Furthermore, in the below plot, we can see that benign tumours are dispersed across a wider range of values, but malignant tumours are grouped towards the lower end of the concavity and area features. This demonstrates the strong relationship between malignant tumours and benign tumours in terms of location and concavity.
We can thus conclude that it is possible to accurately identify whether a tumour is benign or malignant through several key features. Furthermore, Malignant tumours seem to have a higher radius and area, and there are more rough and asymmetric. Through the given plots, we also discovered that It is not possible to detect the type of tumour by analyzing just the area and concavity features alone.
You can also find the full analysis here, including the code and data.
Out of all the data columns, which features seem to be the most highly correlated with the breast cancer's diagnosis, and can we define an approximate percentage probability of the breast cancer being benign or malignant based only on the values from these features?
To see the most highly correlated features with the Diagnosis being one way or the other, I used one row from a filtered correlation matrix heatmap. This heatmap only displayed correlations of more than 0.75 with the diagnosis:
This shows that the four most highly correlated values are Mean Concave Points, Worst Radius, Worst Perimeter, and Worst Concave Points, with a correlation value of 0.777, 0.776, 0.783, and 0.794 respectively. Then, using a pairplot, we can identify the characteristics of these columns' values when the diagnosis is, say, Benign:
This shows that the tumor is categorized as "Benign" if:
- The value of Mean Concave Points is in the approximate range (0, 0.085)
- The value of Worst Radius is in the approximate range (0, 19)
- The value of Worst Perimeter is in the approximate range (50, 125)
- The value of Worst Concave Points is in the approximate range (0, 0.17)
We used this information to create a filtered dataset with values following these constraints. Out of the 387 values in that dataset, 353 were Benign and only 34 were Malignant, which means our analysis was successful, and we can say with 91.21% certainty that a tumour is going to be Benign if it follows the above constraints. Here is a visualization of the breakdown of the new dataset:
Result: Based on our analysis on this sample, the most highly important values to a tumor being categorized as benign or malignant are Concave Points, Worst Radius, Worst Perimeter, and Worst Concave Points. Furhter, we can say with 91.21% certainty that a tumour is going to be Benign if we select a case with (0 < Concave Points < 0.085), (0 < Worst Radius < 19), (50 < Worst Perimeter < 125), and (0 < Worst Concave Points < 0.17).

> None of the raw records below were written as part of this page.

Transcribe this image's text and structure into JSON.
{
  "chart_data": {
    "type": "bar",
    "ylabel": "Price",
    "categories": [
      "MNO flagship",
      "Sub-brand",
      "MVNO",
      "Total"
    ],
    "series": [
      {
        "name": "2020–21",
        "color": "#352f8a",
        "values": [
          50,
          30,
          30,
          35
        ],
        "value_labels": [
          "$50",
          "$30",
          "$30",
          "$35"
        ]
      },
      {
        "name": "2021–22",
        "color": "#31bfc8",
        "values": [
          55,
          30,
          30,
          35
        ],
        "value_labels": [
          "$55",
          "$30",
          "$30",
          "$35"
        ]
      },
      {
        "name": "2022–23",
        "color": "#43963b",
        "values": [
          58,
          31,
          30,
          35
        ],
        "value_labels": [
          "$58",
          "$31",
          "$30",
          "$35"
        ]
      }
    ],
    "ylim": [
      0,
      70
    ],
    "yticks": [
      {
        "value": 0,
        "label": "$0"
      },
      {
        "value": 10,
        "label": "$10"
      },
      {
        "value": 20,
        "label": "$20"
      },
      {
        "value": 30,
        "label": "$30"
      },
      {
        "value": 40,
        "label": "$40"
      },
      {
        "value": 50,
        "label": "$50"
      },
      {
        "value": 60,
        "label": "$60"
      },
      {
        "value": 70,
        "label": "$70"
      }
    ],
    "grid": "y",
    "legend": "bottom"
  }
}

You can also find the full analysis here, including the code and data.
Through our analysis, we were able to find several patterns and correlations in the dataset which would be useful for doctors treating cancer patients. We conclude that as the tumour grows, there is a high probability for the tumour to become malignant, and this will allow doctors to predict if the tumour is malignant or benign over time.
Furthermore, we have concluded that there are several features which are useful in understanding our dataset and predict if a tumour can grow to be cancerous or not. This will be helpful for doctros to give timely diagnosis and lower the likelyhood of a tumour becoming malignant. We are also able to understand different features which are correlated to each other, thereby guiding us to understand how our dataset can be used to treat cancer and detect it earlier.